The researchers stated it can significantly improve symptom management, quality of life and fitness during and after treatment. Even among patients at highest risk of poor quality of life, exercise can make a difference.


The findings, published in Annals of Oncology, will be presented at ESMO 2018 Congress in Munich.

"We have found that patients get the greatest benefit if they exercise two or three times a week for at least an hour during the six months of their chemotherapy or radiotherapy and then for a further six months so that physical activity becomes a part of their life," said Dr. Thierry Bouillet, of American Hospital of Paris and author of one of the new studies.

"Patients are often fatigued and have started to lose muscle before they are diagnosed with cancer, so it is essential to start exercise as soon as possible after the first consultation. We should see it as 'emergency treatment' for their initial symptoms and later to help with the side effects of treatment," said Bouillet.


In a second study to be presented at ESMO 2018, researchers not only reported the value of exercise for patients with cancer, but also demonstrated that it is possible to identify patients at greatest risk of poor quality of life during treatment so they can receive extra help.

"Around 60 per cent of patients were physically active before and after chemotherapy and, although their quality of life was adversely affected by chemotherapy, they scored consistently better on a variety of physical, emotional and symptom scales than those who were inactive," explained Dr. Antonio Di Meglio, study author and Medical Oncologist, Institut Gustave Roussy, France.

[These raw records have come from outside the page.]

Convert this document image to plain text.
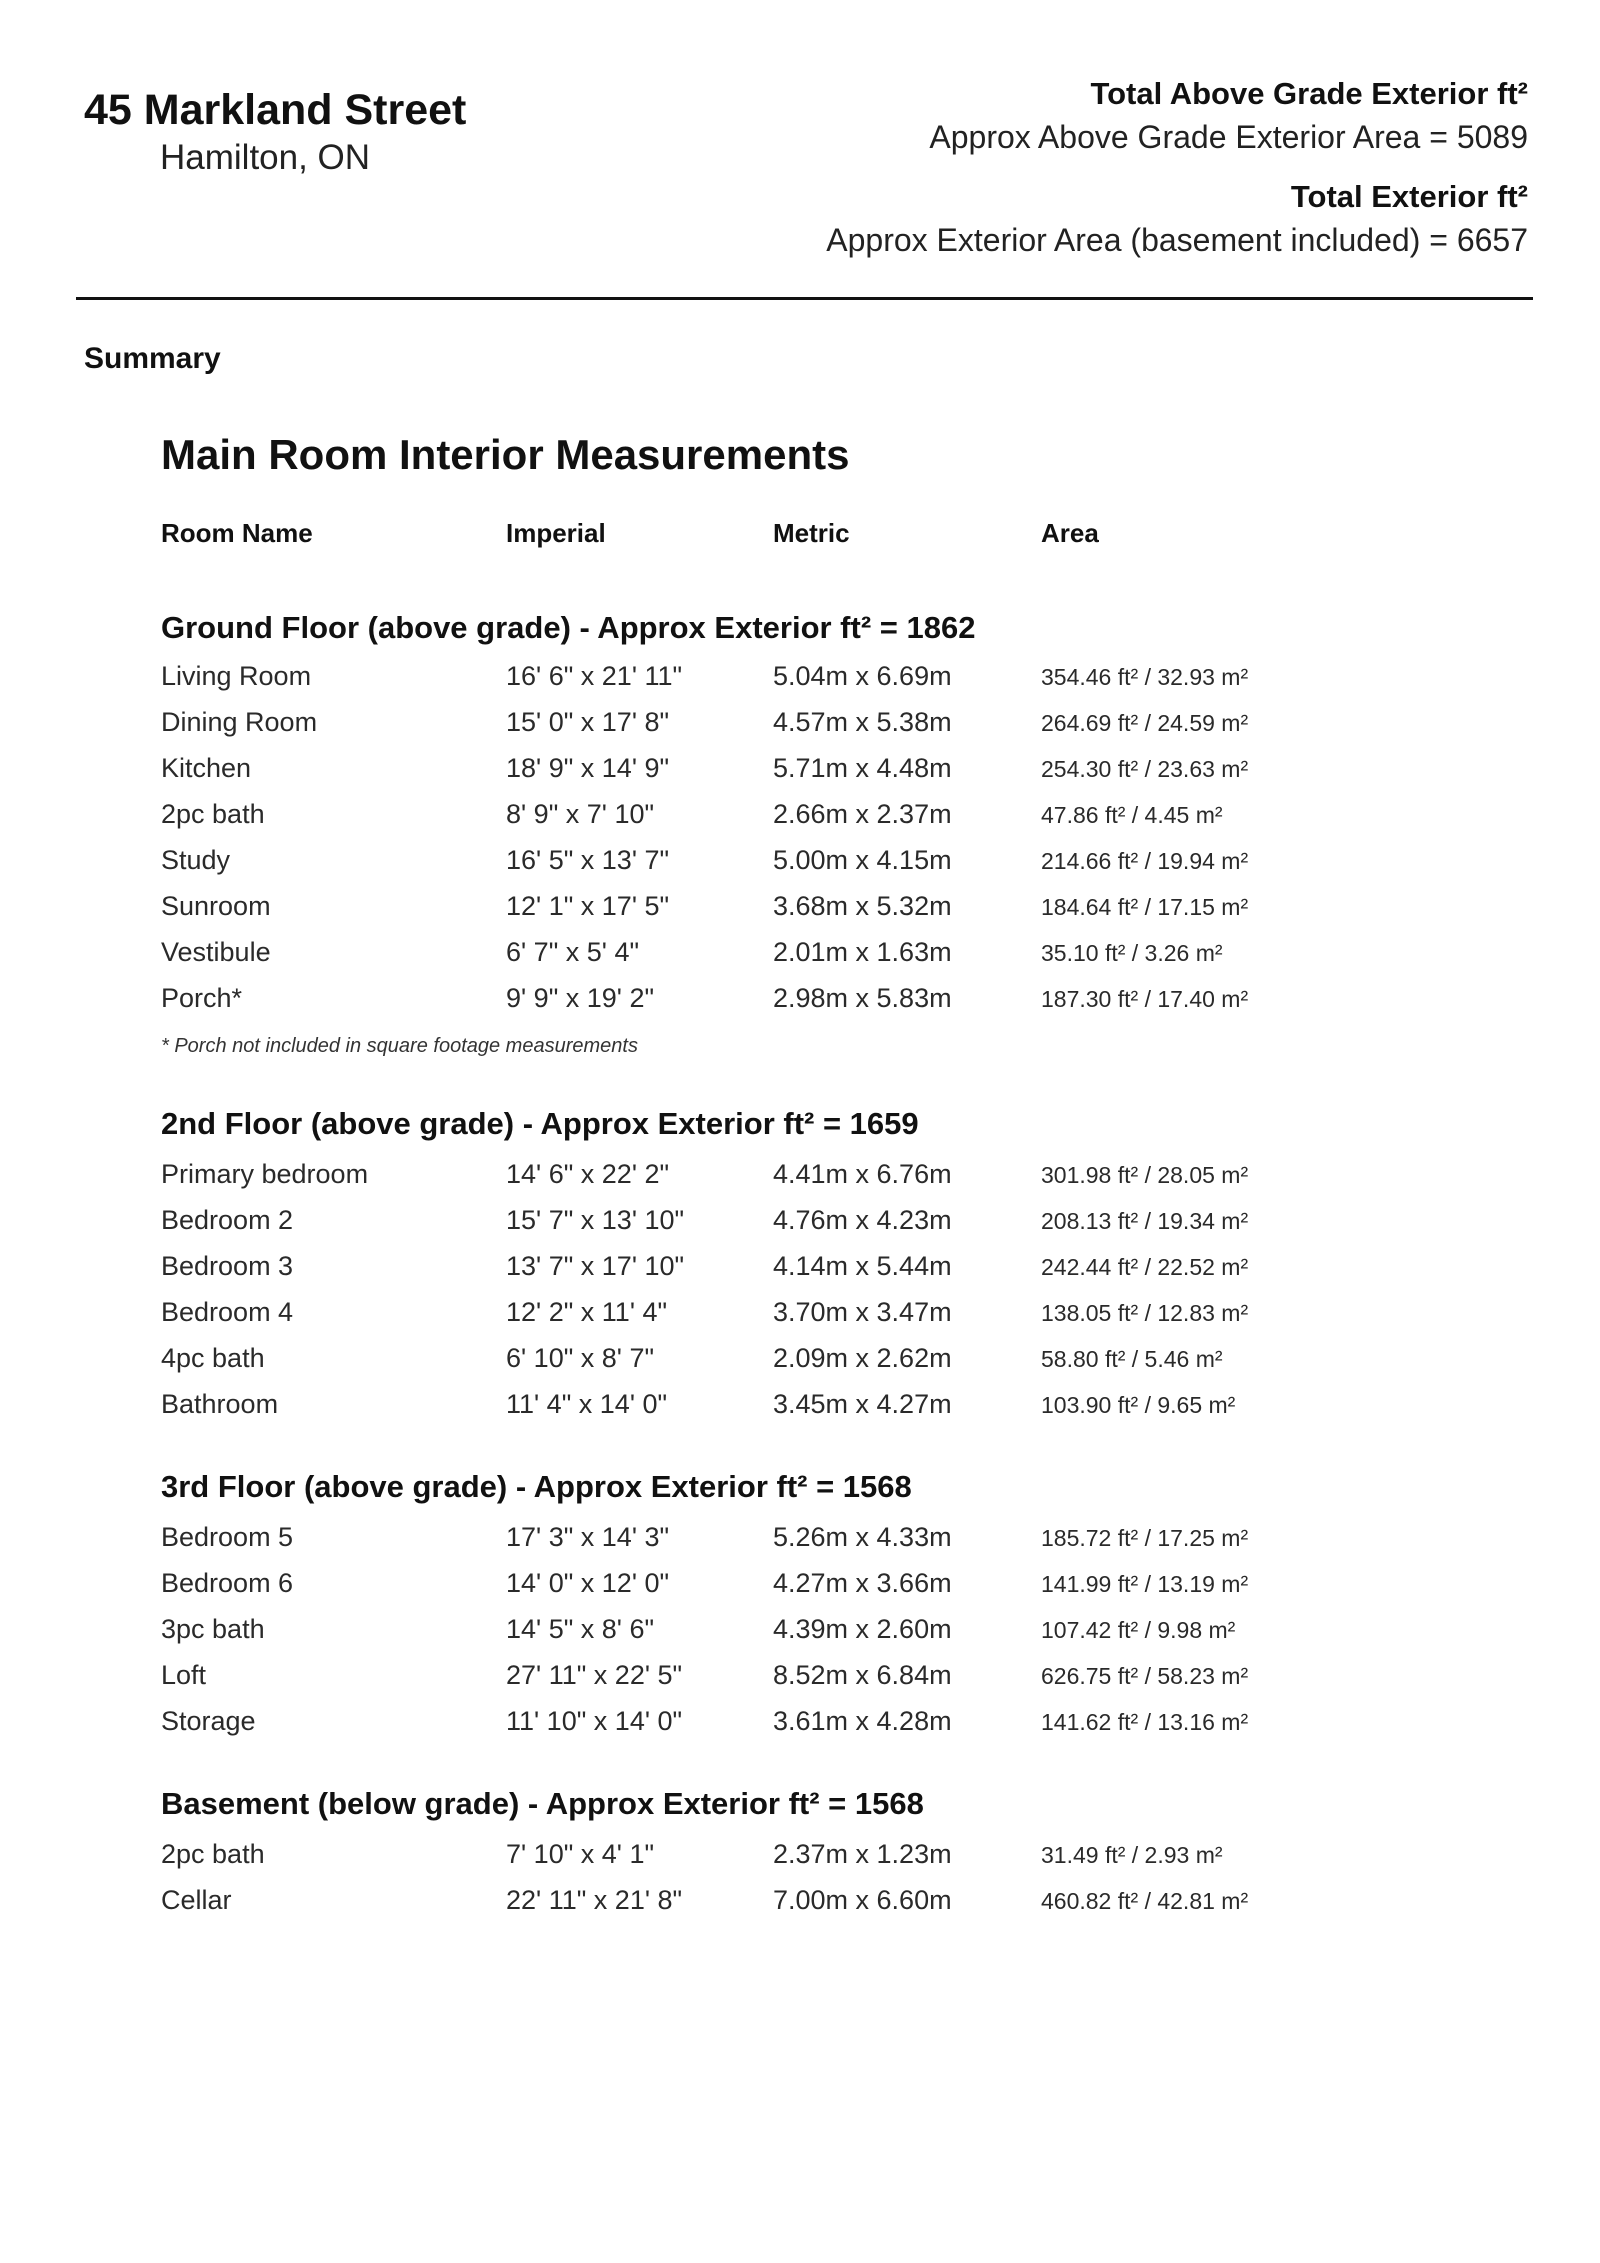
45 Markland Street
Hamilton, ON
Total Above Grade Exterior ft²
Approx Above Grade Exterior Area = 5089
Total Exterior ft²
Approx Exterior Area (basement included) = 6657
Summary
Main Room Interior Measurements
Room Name	Imperial	Metric	Area
Ground Floor (above grade) - Approx Exterior ft² = 1862
Living Room	16' 6" x 21' 11"	5.04m x 6.69m	354.46 ft² / 32.93 m²
Dining Room	15' 0" x 17' 8"	4.57m x 5.38m	264.69 ft² / 24.59 m²
Kitchen	18' 9" x 14' 9"	5.71m x 4.48m	254.30 ft² / 23.63 m²
2pc bath	8' 9" x 7' 10"	2.66m x 2.37m	47.86 ft² / 4.45 m²
Study	16' 5" x 13' 7"	5.00m x 4.15m	214.66 ft² / 19.94 m²
Sunroom	12' 1" x 17' 5"	3.68m x 5.32m	184.64 ft² / 17.15 m²
Vestibule	6' 7" x 5' 4"	2.01m x 1.63m	35.10 ft² / 3.26 m²
Porch*	9' 9" x 19' 2"	2.98m x 5.83m	187.30 ft² / 17.40 m²
* Porch not included in square footage measurements
2nd Floor (above grade) - Approx Exterior ft² = 1659
Primary bedroom	14' 6" x 22' 2"	4.41m x 6.76m	301.98 ft² / 28.05 m²
Bedroom 2	15' 7" x 13' 10"	4.76m x 4.23m	208.13 ft² / 19.34 m²
Bedroom 3	13' 7" x 17' 10"	4.14m x 5.44m	242.44 ft² / 22.52 m²
Bedroom 4	12' 2" x 11' 4"	3.70m x 3.47m	138.05 ft² / 12.83 m²
4pc bath	6' 10" x 8' 7"	2.09m x 2.62m	58.80 ft² / 5.46 m²
Bathroom	11' 4" x 14' 0"	3.45m x 4.27m	103.90 ft² / 9.65 m²
3rd Floor (above grade) - Approx Exterior ft² = 1568
Bedroom 5	17' 3" x 14' 3"	5.26m x 4.33m	185.72 ft² / 17.25 m²
Bedroom 6	14' 0" x 12' 0"	4.27m x 3.66m	141.99 ft² / 13.19 m²
3pc bath	14' 5" x 8' 6"	4.39m x 2.60m	107.42 ft² / 9.98 m²
Loft	27' 11" x 22' 5"	8.52m x 6.84m	626.75 ft² / 58.23 m²
Storage	11' 10" x 14' 0"	3.61m x 4.28m	141.62 ft² / 13.16 m²
Basement (below grade) - Approx Exterior ft² = 1568
2pc bath	7' 10" x 4' 1"	2.37m x 1.23m	31.49 ft² / 2.93 m²
Cellar	22' 11" x 21' 8"	7.00m x 6.60m	460.82 ft² / 42.81 m²
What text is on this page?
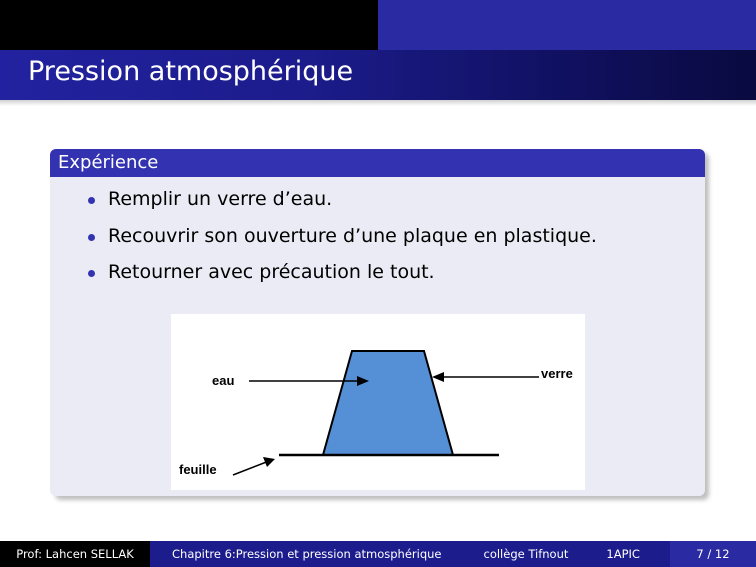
Pression atmosphérique
Expérience
Remplir un verre d’eau.
Recouvrir son ouverture d’une plaque en plastique.
Retourner avec précaution le tout.
eau	verre
feuille
Prof: Lahcen SELLAK	Chapitre 6:Pression et pression atmosphérique	collège Tifnout	1APIC	7 / 12
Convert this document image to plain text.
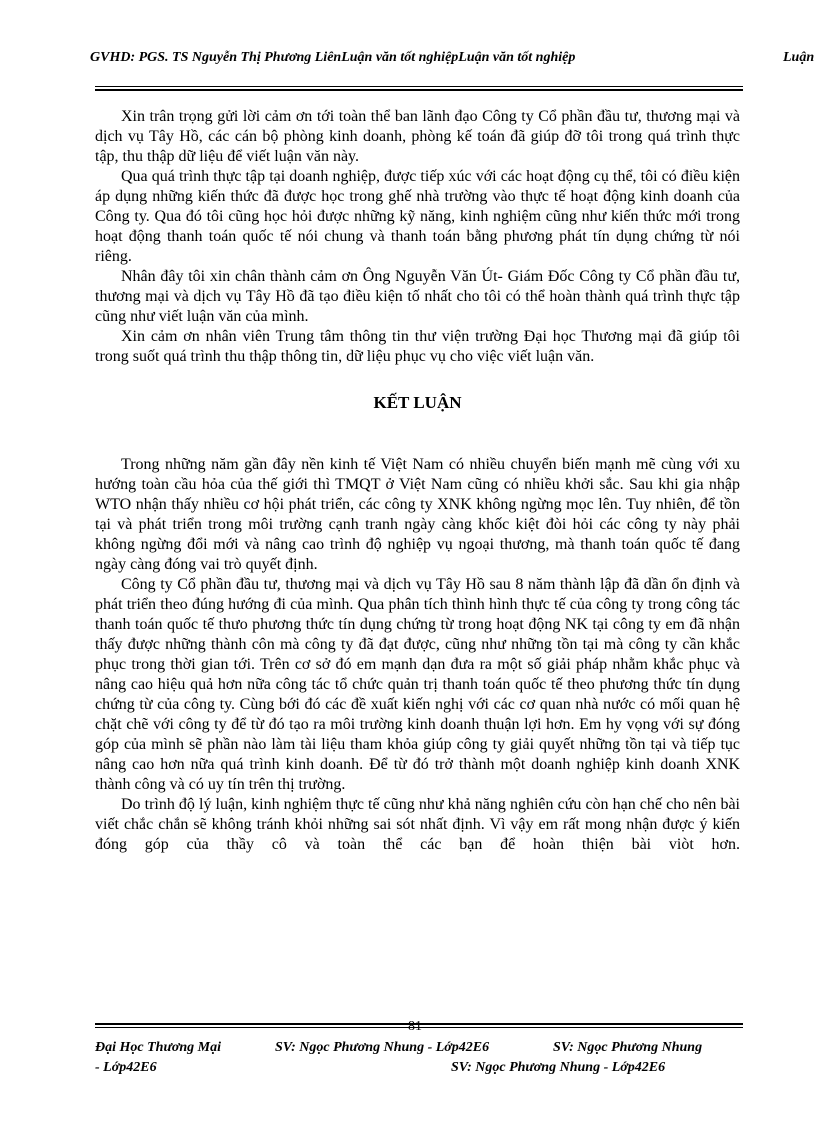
GVHD: PGS. TS Nguyễn Thị Phương LiênLuận văn tốt nghiệpLuận văn tốt nghiệp	Luận

Xin trân trọng gửi lời cảm ơn tới toàn thể ban lãnh đạo Công ty Cổ phần đầu tư, thương mại và dịch vụ Tây Hồ, các cán bộ phòng kinh doanh, phòng kế toán đã giúp đỡ tôi trong quá trình thực tập, thu thập dữ liệu để viết luận văn này.

Qua quá trình thực tập tại doanh nghiệp, được tiếp xúc với các hoạt động cụ thể, tôi có điều kiện áp dụng những kiến thức đã được học trong ghế nhà trường vào thực tế hoạt động kinh doanh của Công ty. Qua đó tôi cũng học hỏi được những kỹ năng, kinh nghiệm cũng như kiến thức mới trong hoạt động thanh toán quốc tế nói chung và thanh toán bằng phương phát tín dụng chứng từ nói riêng.

Nhân đây tôi xin chân thành cảm ơn Ông Nguyễn Văn Út- Giám Đốc Công ty Cổ phần đầu tư, thương mại và dịch vụ Tây Hồ đã tạo điều kiện tố nhất cho tôi có thể hoàn thành quá trình thực tập cũng như viết luận văn của mình.

Xin cảm ơn nhân viên Trung tâm thông tin thư viện trường Đại học Thương mại đã giúp tôi trong suốt quá trình thu thập thông tin, dữ liệu phục vụ cho việc viết luận văn.

KẾT LUẬN

Trong những năm gần đây nền kinh tế Việt Nam có nhiều chuyển biến mạnh mẽ cùng với xu hướng toàn cầu hỏa của thế giới thì TMQT ở Việt Nam cũng có nhiều khởi sắc. Sau khi gia nhập WTO nhận thấy nhiều cơ hội phát triển, các công ty XNK không ngừng mọc lên. Tuy nhiên, để tồn tại và phát triển trong môi trường cạnh tranh ngày càng khốc kiệt đòi hỏi các công ty này phải không ngừng đổi mới và nâng cao trình độ nghiệp vụ ngoại thương, mà thanh toán quốc tế đang ngày càng đóng vai trò quyết định.

Công ty Cổ phần đầu tư, thương mại và dịch vụ Tây Hồ sau 8 năm thành lập đã dần ổn định và phát triển theo đúng hướng đi của mình. Qua phân tích thình hình thực tế của công ty trong công tác thanh toán quốc tế thưo phương thức tín dụng chứng từ trong hoạt động NK tại công ty em đã nhận thấy được những thành côn mà công ty đã đạt được, cũng như những tồn tại mà công ty cần khắc phục trong thời gian tới. Trên cơ sở đó em mạnh dạn đưa ra một số giải pháp nhằm khắc phục và nâng cao hiệu quả hơn nữa công tác tổ chức quản trị thanh toán quốc tế theo phương thức tín dụng chứng từ của công ty. Cùng bới đó các đề xuất kiến nghị với các cơ quan nhà nước có mối quan hệ chặt chẽ với công ty để từ đó tạo ra môi trường kinh doanh thuận lợi hơn. Em hy vọng với sự đóng góp của mình sẽ phần nào làm tài liệu tham khỏa giúp công ty giải quyết những tồn tại và tiếp tục nâng cao hơn nữa quá trình kinh doanh. Để từ đó trở thành một doanh nghiệp kinh doanh XNK thành công và có uy tín trên thị trường.

Do trình độ lý luận, kinh nghiệm thực tế cũng như khả năng nghiên cứu còn hạn chế cho nên bài viết chắc chắn sẽ không tránh khỏi những sai sót nhất định. Vì vậy em rất mong nhận được ý kiến đóng góp của thầy cô và toàn thể các bạn để hoàn thiện bài viòt hơn.

81
Đại Học Thương Mại	SV: Ngọc Phương Nhung - Lớp42E6	SV: Ngọc Phương Nhung
- Lớp42E6	SV: Ngọc Phương Nhung - Lớp42E6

The study showed that patients who had a mastectomy or additional illnesses, smoked or had a low income were particularly at risk of poor quality of life following chemotherapy for breast cancer, but they too benefited from exercise.

"Using a novel approach, we showed that it is possible to identify breast cancer patients whose quality of life will be worst affected by chemotherapy so we can now target those patients for dedicated interventions including those aimed at increasing physical activity to World Health Organisation (WHO)-recommended levels," added Di Meglio.